Esta situação ainda se mantém no tempo de Jesus. Por isso, é muito significativa a atenção que lhes dedica e o destaque que faz na sua pedagogia de Mestre. Os Actos dos Apóstolos narram a discriminação que havia na comunidade e o surgir de um novo serviço de atendimento que está relacionado com o diaconado. (Act 6, 1- 6). Ao longo da história, as próprias viúvas se organizam e criam associações de ajuda mútua. Sirva de referência, entre nós, o “Movimento Esperança e Vida”.
O contraste deve ter provocado o espanto dos discípulos.

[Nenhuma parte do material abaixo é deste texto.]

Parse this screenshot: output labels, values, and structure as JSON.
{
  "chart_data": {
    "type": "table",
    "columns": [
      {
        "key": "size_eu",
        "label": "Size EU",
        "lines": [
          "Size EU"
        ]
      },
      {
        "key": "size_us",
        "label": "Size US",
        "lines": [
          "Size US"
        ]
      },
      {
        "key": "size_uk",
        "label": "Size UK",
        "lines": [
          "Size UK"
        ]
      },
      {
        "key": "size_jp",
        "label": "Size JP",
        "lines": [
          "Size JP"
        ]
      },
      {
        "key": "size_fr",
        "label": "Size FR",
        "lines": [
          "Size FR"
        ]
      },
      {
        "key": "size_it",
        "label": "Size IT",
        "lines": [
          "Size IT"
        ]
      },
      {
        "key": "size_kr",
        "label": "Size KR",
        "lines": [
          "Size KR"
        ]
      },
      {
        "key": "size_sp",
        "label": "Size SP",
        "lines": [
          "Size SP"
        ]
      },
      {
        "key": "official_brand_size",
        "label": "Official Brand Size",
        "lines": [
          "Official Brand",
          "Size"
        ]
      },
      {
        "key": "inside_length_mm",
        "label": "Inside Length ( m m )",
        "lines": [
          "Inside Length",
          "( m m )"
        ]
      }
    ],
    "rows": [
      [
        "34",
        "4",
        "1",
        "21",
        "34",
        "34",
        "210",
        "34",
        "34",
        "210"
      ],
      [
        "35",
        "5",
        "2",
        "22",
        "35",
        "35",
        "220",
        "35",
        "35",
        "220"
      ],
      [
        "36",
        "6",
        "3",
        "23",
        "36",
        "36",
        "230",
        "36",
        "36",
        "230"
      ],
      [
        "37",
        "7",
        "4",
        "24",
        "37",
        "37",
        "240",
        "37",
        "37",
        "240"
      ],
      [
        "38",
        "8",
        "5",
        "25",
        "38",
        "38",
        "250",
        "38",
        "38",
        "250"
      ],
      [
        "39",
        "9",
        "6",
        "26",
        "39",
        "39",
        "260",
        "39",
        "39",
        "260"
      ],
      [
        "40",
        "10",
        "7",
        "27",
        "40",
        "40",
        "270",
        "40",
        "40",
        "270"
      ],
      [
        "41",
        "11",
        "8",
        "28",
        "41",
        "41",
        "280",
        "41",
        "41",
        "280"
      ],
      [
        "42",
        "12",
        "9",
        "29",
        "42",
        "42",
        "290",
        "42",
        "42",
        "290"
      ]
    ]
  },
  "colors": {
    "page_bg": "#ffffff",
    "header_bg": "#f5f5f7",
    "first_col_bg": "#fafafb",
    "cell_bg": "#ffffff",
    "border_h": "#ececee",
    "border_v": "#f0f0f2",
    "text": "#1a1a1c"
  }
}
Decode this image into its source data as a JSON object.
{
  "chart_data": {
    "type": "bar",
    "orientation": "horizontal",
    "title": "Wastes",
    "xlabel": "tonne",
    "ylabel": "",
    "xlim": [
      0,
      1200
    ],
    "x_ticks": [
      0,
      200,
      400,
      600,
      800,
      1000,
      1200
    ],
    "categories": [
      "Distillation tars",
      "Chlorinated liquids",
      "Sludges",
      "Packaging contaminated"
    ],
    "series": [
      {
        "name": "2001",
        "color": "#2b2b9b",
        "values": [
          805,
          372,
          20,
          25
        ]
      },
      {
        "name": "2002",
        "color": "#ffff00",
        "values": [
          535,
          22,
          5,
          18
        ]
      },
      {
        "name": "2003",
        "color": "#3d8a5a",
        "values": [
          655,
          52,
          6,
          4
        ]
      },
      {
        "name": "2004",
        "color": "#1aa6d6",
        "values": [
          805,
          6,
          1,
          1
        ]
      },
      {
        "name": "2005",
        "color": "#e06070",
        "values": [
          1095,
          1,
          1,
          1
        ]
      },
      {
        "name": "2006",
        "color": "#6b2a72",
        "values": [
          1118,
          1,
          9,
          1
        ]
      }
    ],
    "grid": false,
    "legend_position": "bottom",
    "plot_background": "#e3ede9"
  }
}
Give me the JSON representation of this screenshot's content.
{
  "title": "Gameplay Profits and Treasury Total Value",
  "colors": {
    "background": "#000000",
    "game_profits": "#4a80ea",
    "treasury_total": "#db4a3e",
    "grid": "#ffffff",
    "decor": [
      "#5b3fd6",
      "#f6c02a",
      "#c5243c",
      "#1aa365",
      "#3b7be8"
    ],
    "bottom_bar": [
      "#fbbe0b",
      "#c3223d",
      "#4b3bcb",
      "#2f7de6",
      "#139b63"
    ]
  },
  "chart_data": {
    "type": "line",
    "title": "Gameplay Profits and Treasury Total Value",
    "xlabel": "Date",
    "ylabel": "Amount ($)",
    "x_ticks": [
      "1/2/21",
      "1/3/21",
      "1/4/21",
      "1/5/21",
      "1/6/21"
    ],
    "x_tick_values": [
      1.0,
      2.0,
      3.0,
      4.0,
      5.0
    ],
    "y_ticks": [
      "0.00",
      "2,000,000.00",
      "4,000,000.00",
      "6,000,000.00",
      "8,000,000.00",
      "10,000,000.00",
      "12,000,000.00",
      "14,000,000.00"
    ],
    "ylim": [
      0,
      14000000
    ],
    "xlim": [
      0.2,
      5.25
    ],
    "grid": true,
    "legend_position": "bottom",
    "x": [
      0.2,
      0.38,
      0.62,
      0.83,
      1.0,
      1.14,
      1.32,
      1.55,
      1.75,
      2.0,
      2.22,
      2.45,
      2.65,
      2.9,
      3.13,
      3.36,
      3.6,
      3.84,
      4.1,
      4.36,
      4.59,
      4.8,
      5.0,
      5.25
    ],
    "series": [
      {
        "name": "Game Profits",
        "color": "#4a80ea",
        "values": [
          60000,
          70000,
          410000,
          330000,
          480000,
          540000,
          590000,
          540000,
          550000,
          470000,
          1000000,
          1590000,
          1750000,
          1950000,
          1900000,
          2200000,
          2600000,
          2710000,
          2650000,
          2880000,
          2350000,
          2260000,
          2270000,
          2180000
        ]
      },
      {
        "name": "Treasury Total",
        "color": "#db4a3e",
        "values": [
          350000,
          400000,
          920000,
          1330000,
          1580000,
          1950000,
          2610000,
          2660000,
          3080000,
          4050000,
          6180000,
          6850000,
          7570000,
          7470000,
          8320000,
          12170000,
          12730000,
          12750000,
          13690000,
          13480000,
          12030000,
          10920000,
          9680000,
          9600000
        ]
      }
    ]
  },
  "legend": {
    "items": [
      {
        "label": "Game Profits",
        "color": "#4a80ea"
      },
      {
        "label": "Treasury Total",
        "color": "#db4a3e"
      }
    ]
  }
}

A pobre viúva dá o que tem para viver “é uma pessoa sem cargos, nem poder, nem dignidade, nem saberes, nem nada que não seja um coração bom, o que quer dizer uma pessoa em que não há títulos, nem dignidades, mas somente humanidade”, afirma J. M. Castillo, La religión de Jesús, ano b, p. 306. Dá e confia. As moedas são o símbolo da sua doação. Ela dá-se a si mesma. Tal como Jesus fará e hoje a 2.ª leitura nos recorda: Cristo oferece-se de uma vez por todas em nosso favor.
O coração da viúva pobre deve ter vibrado de felicidade pois “Deus ama quem dá com alegria” (2.ª Cor 9, 7). Luciano Manicardi acrescenta a propósito: “Dar torna-se assim experiência de ser amado por Deus… Dando entramos no coração da vida, na sua dinâmica profunda, que é precisamente a dinâmica do dom. E assim conhecemos a alegria, que é gratidão e sentido de plenitude: «Há mais alegria em dar do que em receber» (Act 20, 35).
Oxalá a nossa vida possa merecer a garantia que Jesus deu ao gesto da viúva pobre. Bom domingo!